The church had been crushed, the last gasp of an army had been shattered, and their feeble efforts to build some kind of fortification to keep it contained were worrisome, but only because of their proximity to the river on the one side and the magic school on the other.
As much as it would love to purge it from the map, that assault would have to be delayed for now until it could strike at all of them from some unexpected angle. Even though it would have much preferred to use the unique anti-magic properties of these soldiers, its need to be cut free of the box it found itself in was far more important.
Every direction was barred to it, with the Wodenspine in the north, the Oroza to the east, and the Relict Sea to the west and south. Right now, the only conceivable way out of that box was to the northeast, through the narrow gap in the foothills.
The problem with that was that all of its enemies expected it to do exactly that. They were converging there, and though Tenebroum could still likely win the exchange, it would come at a great cost, and after the damage the last army had done, it was in no hurry to lash out again unprepared. It would find another way that no one would expect.
The good news was that the peninsula well and truly belonged to it now. There was little that still lived on it, but the creatures that did, be they human, goblin, or lizardmen, belonged to it body and soul. The bad news was that its fortress was also a cage.
It hungered for fresh blood and souls as it always did, and no matter how much power it had siphoned from Siddrim’s dying soul, that well would eventually run dry if it found nothing new to feast on. And there was so much life to the north. More than even it knew about until it glimpsed the world through the eyes of the Lord of Light.

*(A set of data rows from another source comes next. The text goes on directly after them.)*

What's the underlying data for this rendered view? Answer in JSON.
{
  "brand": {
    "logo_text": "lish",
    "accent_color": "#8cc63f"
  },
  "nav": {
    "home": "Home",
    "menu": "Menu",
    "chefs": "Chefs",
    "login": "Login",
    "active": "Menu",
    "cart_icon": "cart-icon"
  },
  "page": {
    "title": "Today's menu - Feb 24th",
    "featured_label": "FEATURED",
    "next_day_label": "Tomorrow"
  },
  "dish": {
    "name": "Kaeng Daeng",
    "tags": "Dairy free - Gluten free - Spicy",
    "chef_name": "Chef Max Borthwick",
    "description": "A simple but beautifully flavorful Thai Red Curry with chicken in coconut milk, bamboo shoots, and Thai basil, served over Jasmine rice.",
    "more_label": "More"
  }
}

Fallravea wasn’t even a large city by comparison, and it hungered to read the bloody harvest that those rich farmlands could provide, but first, it had to reach it in force, and the only way to dig a tunnel like that in anything approaching an acceptable timeline was to bend its army of tireless dwarves to the task.

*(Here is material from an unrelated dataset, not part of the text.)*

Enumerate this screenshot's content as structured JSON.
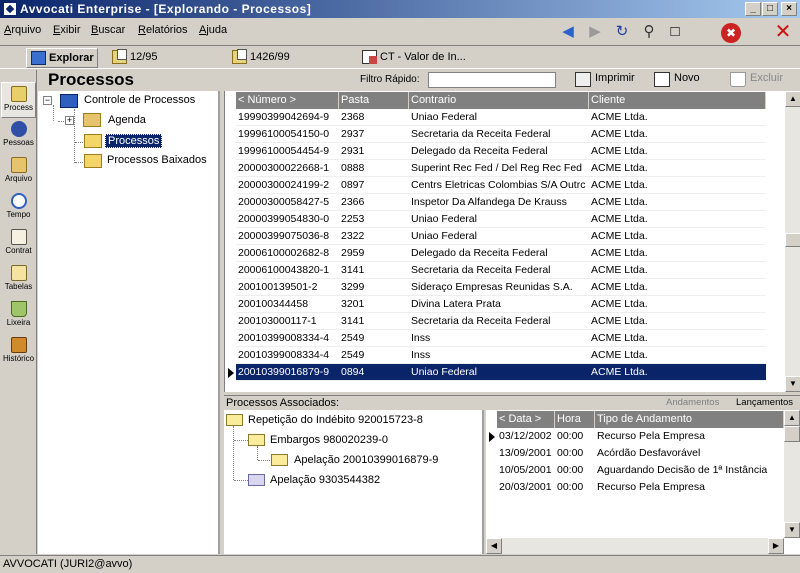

Once it did the math and realized that the zombie drudges would take decades to carve the path, it required them with mithril-tipped picks rather than the steel swords and shields it had been forging for so long now. Yes, the path over the mountains was much too rugged, but a tunnel just below them might be completed in only a year or two. Then, It would vomit forth death on the continent in a manner that would leave no survivors.